HairRemover.net is an independent editorial site. Our goal is plain, well-grounded guidance on hair removal — what different methods actually do, what they cost, what risks they carry, and who each one suits. We don't rewrite manufacturer claims or optimise for what people want to hear.

This page explains who runs the site, how content is produced and checked, and how we make money while keeping that independence intact.

Our mission

There is a lot of hair-removal content online that exists primarily to sell products. Guides repeat what a brand says on its packaging; reviews are written without the author having used anything; safety information is vague or missing altogether. We exist to be a cleaner alternative: a site you can read before spending money — on a device, a clinic course, or a product — and come away with a realistic, honest picture of what you're considering.

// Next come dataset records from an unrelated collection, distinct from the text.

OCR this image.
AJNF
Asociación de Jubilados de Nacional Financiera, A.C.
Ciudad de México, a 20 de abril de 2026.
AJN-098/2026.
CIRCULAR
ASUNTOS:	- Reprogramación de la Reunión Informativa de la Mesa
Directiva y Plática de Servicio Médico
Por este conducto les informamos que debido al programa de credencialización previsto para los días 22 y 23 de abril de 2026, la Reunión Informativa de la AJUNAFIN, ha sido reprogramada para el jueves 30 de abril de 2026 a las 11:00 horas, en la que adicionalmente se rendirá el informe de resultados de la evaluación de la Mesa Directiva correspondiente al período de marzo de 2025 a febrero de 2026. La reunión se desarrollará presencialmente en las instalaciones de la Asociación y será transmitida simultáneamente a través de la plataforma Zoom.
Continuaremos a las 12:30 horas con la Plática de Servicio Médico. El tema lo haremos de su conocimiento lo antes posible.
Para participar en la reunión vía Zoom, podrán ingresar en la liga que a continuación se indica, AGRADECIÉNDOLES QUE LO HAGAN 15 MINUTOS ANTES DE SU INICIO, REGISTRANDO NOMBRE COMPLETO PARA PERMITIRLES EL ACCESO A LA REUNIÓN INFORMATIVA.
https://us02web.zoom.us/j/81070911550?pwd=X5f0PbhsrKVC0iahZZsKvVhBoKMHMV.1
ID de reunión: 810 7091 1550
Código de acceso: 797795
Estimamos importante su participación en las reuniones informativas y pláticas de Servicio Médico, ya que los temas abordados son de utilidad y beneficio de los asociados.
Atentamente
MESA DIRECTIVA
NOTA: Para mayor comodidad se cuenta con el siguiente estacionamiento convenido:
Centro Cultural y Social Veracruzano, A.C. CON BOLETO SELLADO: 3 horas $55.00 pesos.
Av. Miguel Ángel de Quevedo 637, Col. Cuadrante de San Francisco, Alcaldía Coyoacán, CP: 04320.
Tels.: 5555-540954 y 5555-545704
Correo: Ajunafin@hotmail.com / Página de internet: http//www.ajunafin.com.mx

We cover permanent and semi-permanent methods (laser, IPL, electrolysis), temporary methods (waxing, shaving, epilating, sugaring, threading, depilatory creams), skin concerns that arise from hair removal (ingrown hairs, razor burn, hyperpigmentation), and preparation and aftercare. Buying guides — such as our best IPL devices roundup — are held to the same editorial standards as every other page on the site. Everything on the site is reviewed for accuracy, not just edited for style.

How we test and research

Our content is based on a combination of real, extended use and research into published dermatology and clinical literature. We don't rely on a single session with a device or a single trip to a clinic — we test methods over multiple sessions and across different skin and hair types before writing about them. Where we can't test something directly (for example, clinic-only methods), we draw on professional guidance, clinical summaries and the accounts of practitioners and people who have undergone those treatments.

We do not accept product samples in exchange for favourable coverage, and brands have no editorial input into what we write. When a claim comes from a manufacturer's own data we say so, because brand-funded studies don't always reflect real-world results.

Medical and safety claims

Hair removal is health-adjacent: skin reactions, pigmentation changes, infections and interactions with medications are all real possibilities. We take this seriously.

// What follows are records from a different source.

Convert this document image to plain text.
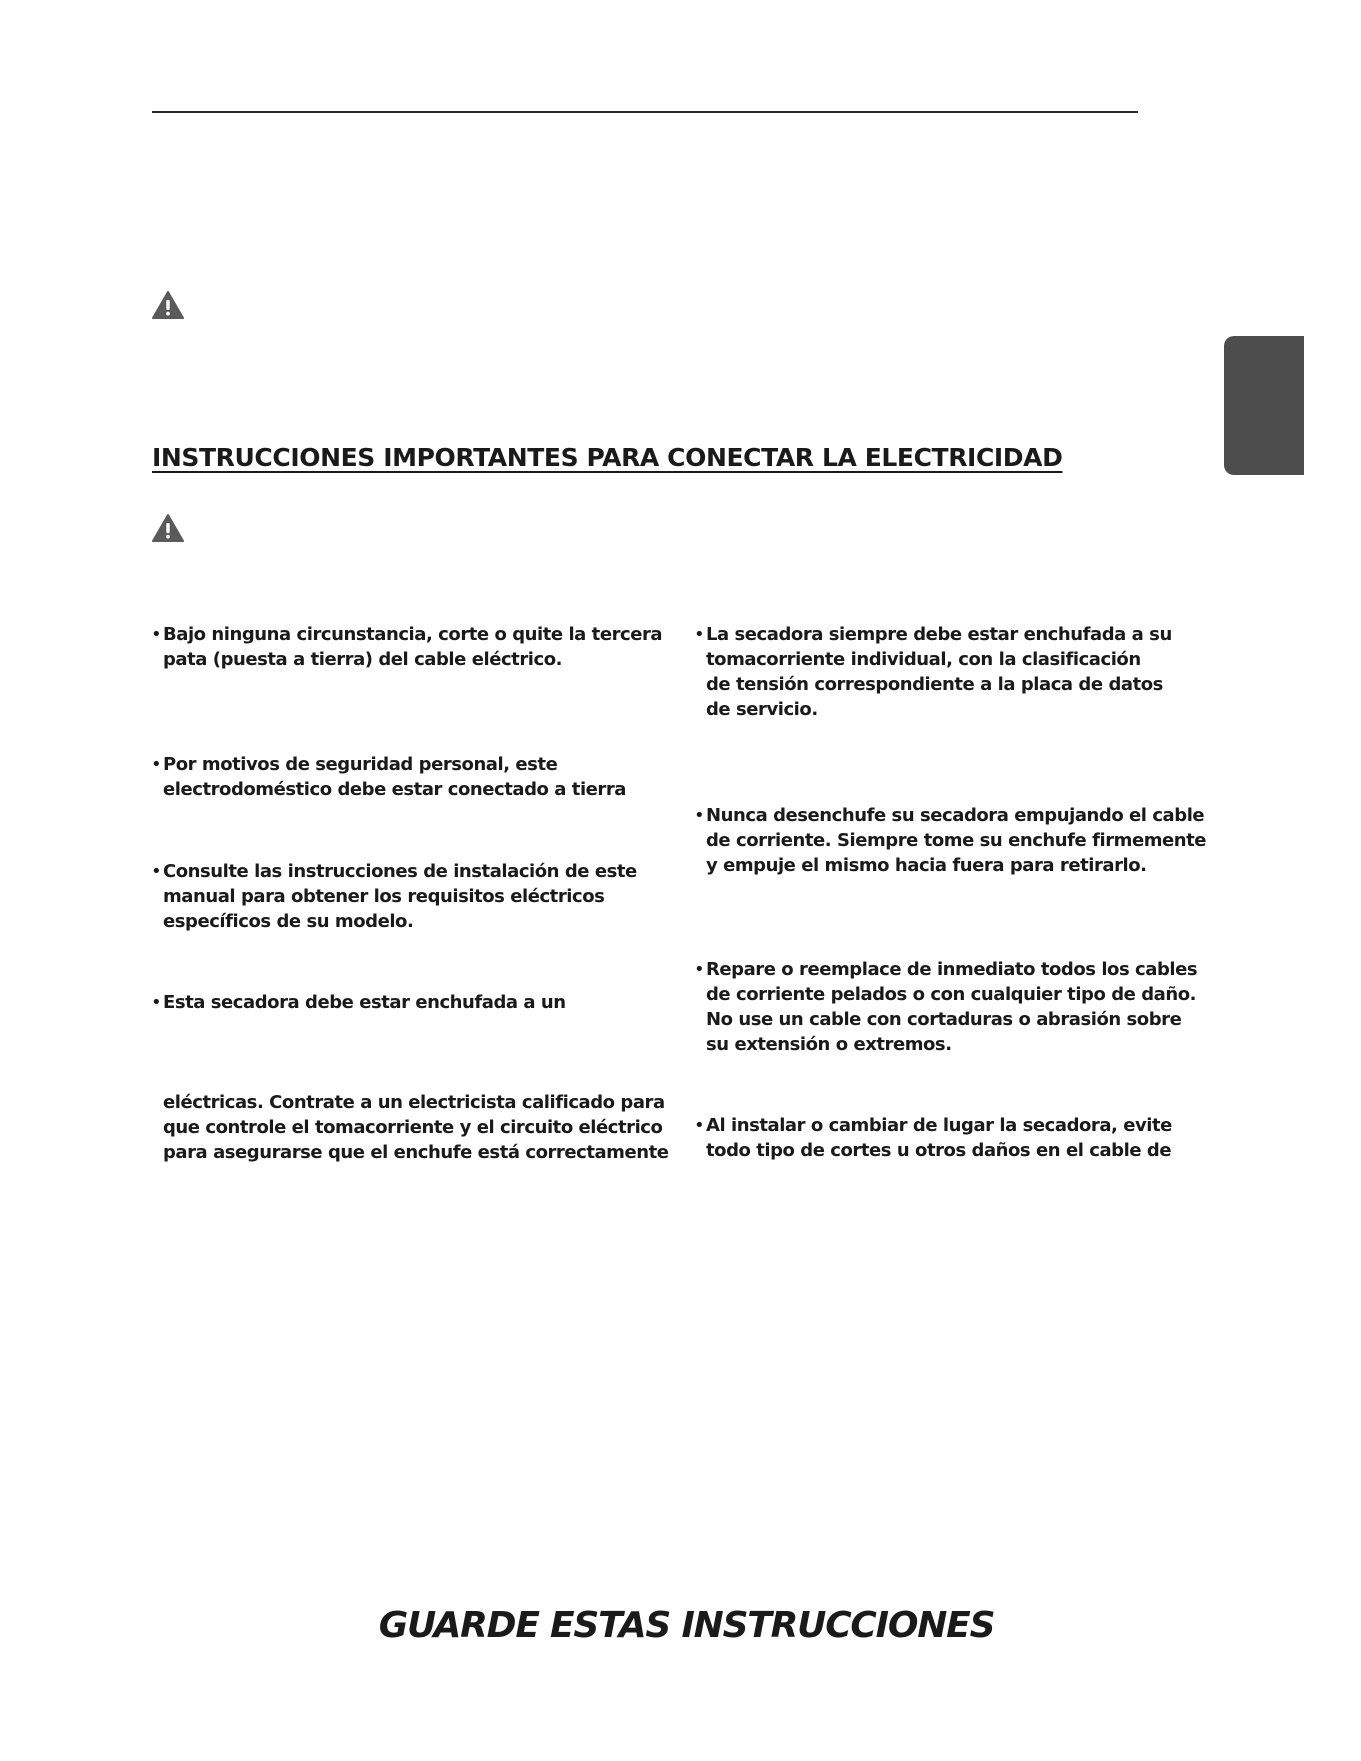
INSTRUCCIONES IMPORTANTES PARA CONECTAR LA ELECTRICIDAD
• Bajo ninguna circunstancia, corte o quite la tercera
pata (puesta a tierra) del cable eléctrico.
• Por motivos de seguridad personal, este
electrodoméstico debe estar conectado a tierra
• Consulte las instrucciones de instalación de este
manual para obtener los requisitos eléctricos
específicos de su modelo.
• Esta secadora debe estar enchufada a un
eléctricas. Contrate a un electricista calificado para
que controle el tomacorriente y el circuito eléctrico
para asegurarse que el enchufe está correctamente
• La secadora siempre debe estar enchufada a su
tomacorriente individual, con la clasificación
de tensión correspondiente a la placa de datos
de servicio.
• Nunca desenchufe su secadora empujando el cable
de corriente. Siempre tome su enchufe firmemente
y empuje el mismo hacia fuera para retirarlo.
• Repare o reemplace de inmediato todos los cables
de corriente pelados o con cualquier tipo de daño.
No use un cable con cortaduras o abrasión sobre
su extensión o extremos.
• Al instalar o cambiar de lugar la secadora, evite
todo tipo de cortes u otros daños en el cable de

GUARDE ESTAS INSTRUCCIONES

Medical and safety statements on the site are checked against published dermatology guidance, clinical summaries and, where relevant, guidance from regulatory bodies. We do not state something as medical fact if it is uncertain, and we are explicit when evidence is limited. We consistently recommend consulting a qualified professional — a dermatologist, GP or trained practitioner — before starting any treatment that carries meaningful risk, particularly for people with skin conditions, darker skin tones or complex medical histories.

Not personal medical advice

Content on HairRemover.net is general information. It is not a substitute for personalised advice from a qualified medical professional. Our editorial policy explains this in more detail.

Our editorial team

HairRemover.net is run by a small independent team. We don't list individual names and biographical details on the site, because we think the quality and accuracy of the content matters more than bylines. What we can tell you: the people who write and review content on this site have personal experience with the methods we cover, and medical and safety content is checked against reputable published sources before publication. We correct errors when they're found, and we update pages when guidance or product lines change — you'll see the last-updated date on every page.

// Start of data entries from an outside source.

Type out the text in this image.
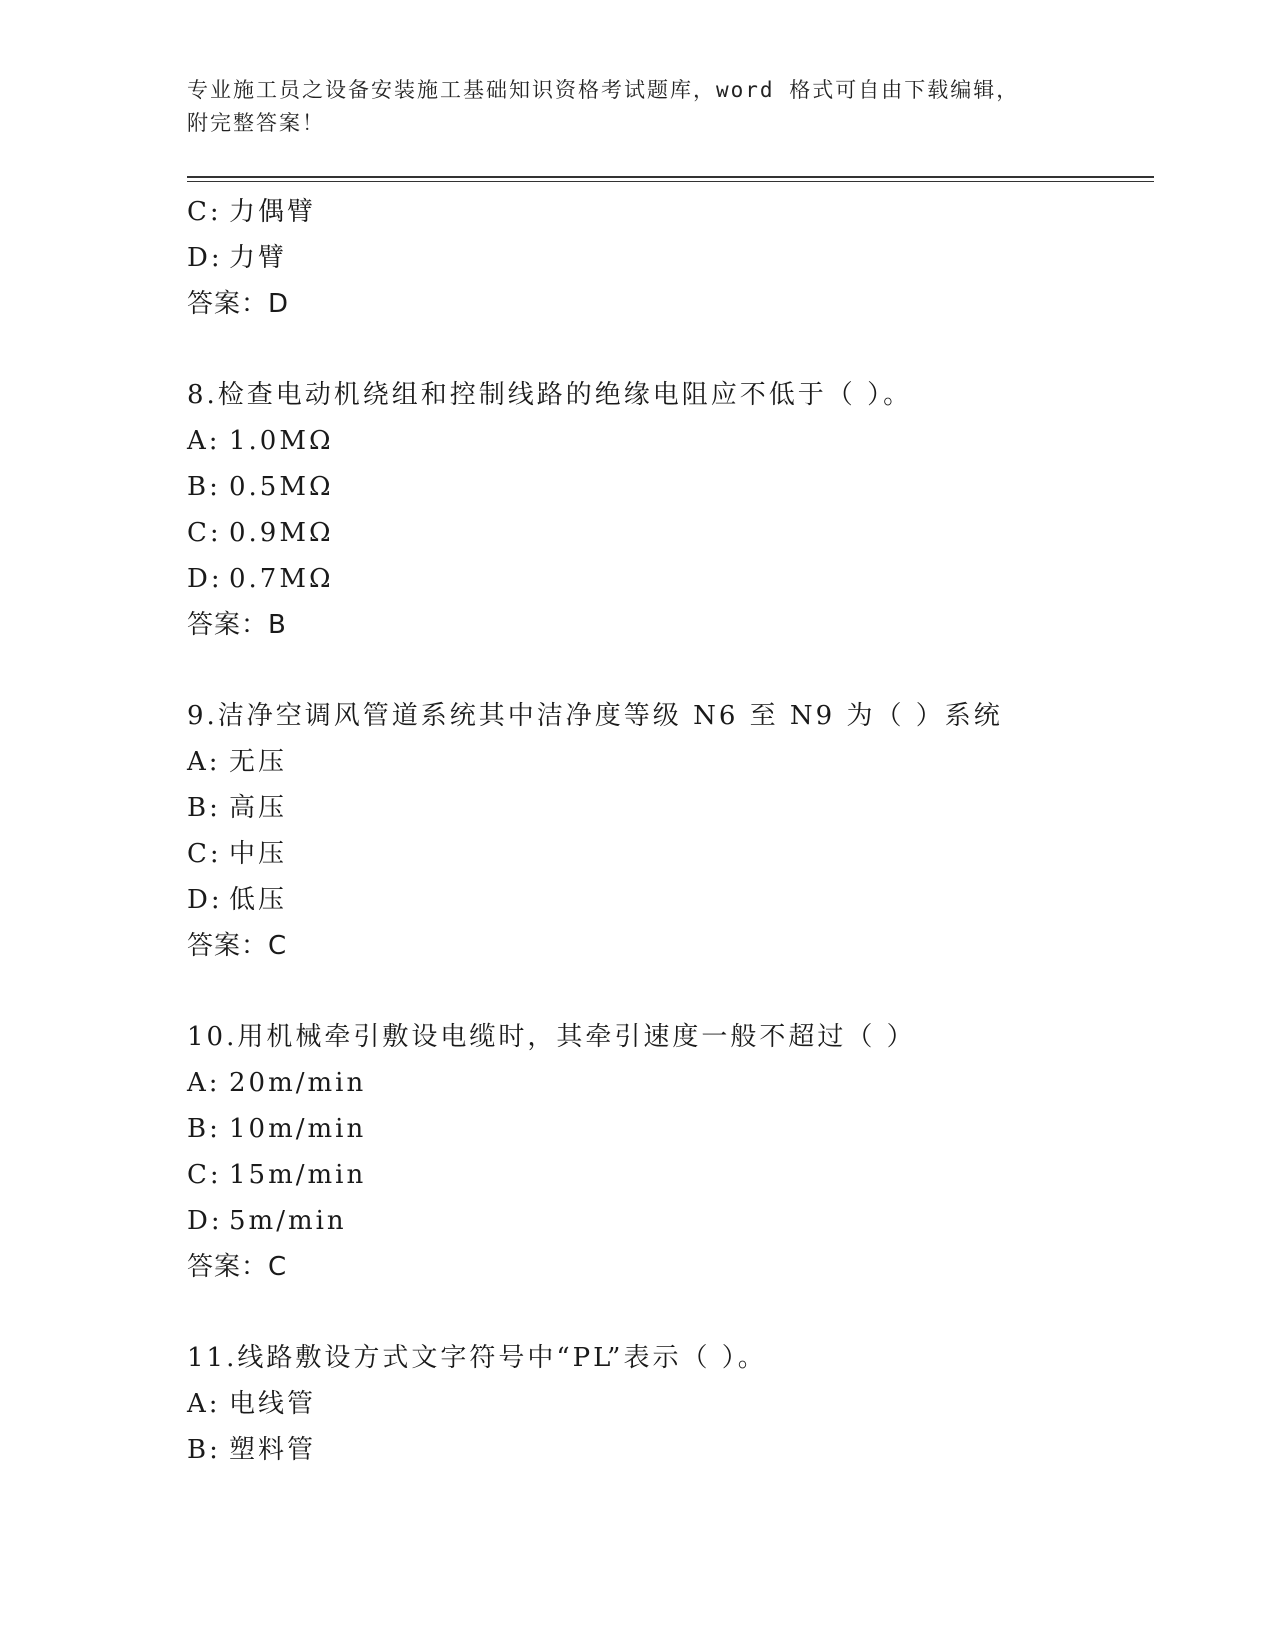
专业施工员之设备安装施工基础知识资格考试题库，word 格式可自由下载编辑，
附完整答案！
C: 力偶臂
D: 力臂
答案：D
8.检查电动机绕组和控制线路的绝缘电阻应不低于（ ）。
A: 1.0MΩ
B: 0.5MΩ
C: 0.9MΩ
D: 0.7MΩ
答案：B
9.洁净空调风管道系统其中洁净度等级 N6 至 N9 为（ ）系统
A: 无压
B: 高压
C: 中压
D: 低压
答案：C
10.用机械牵引敷设电缆时，其牵引速度一般不超过（ ）
A: 20m/min
B: 10m/min
C: 15m/min
D: 5m/min
答案：C
11.线路敷设方式文字符号中“PL”表示（ ）。
A: 电线管
B: 塑料管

If you spot something inaccurate or out of date, please tell us. The contact details are on our contact page.

How we make money

HairRemover.net earns revenue through affiliate links on buying guides and some method pages. When you click an affiliate link and make a purchase, we receive a small commission from the retailer — at no extra cost to you. This commission helps fund the site.

Affiliate relationships do not influence which products we recommend or how we rate them. We link to products we'd recommend regardless of whether an affiliate programme exists, and we don't rank products higher because a higher commission is available. Full details of how affiliate links work on this site are in our affiliate disclosure.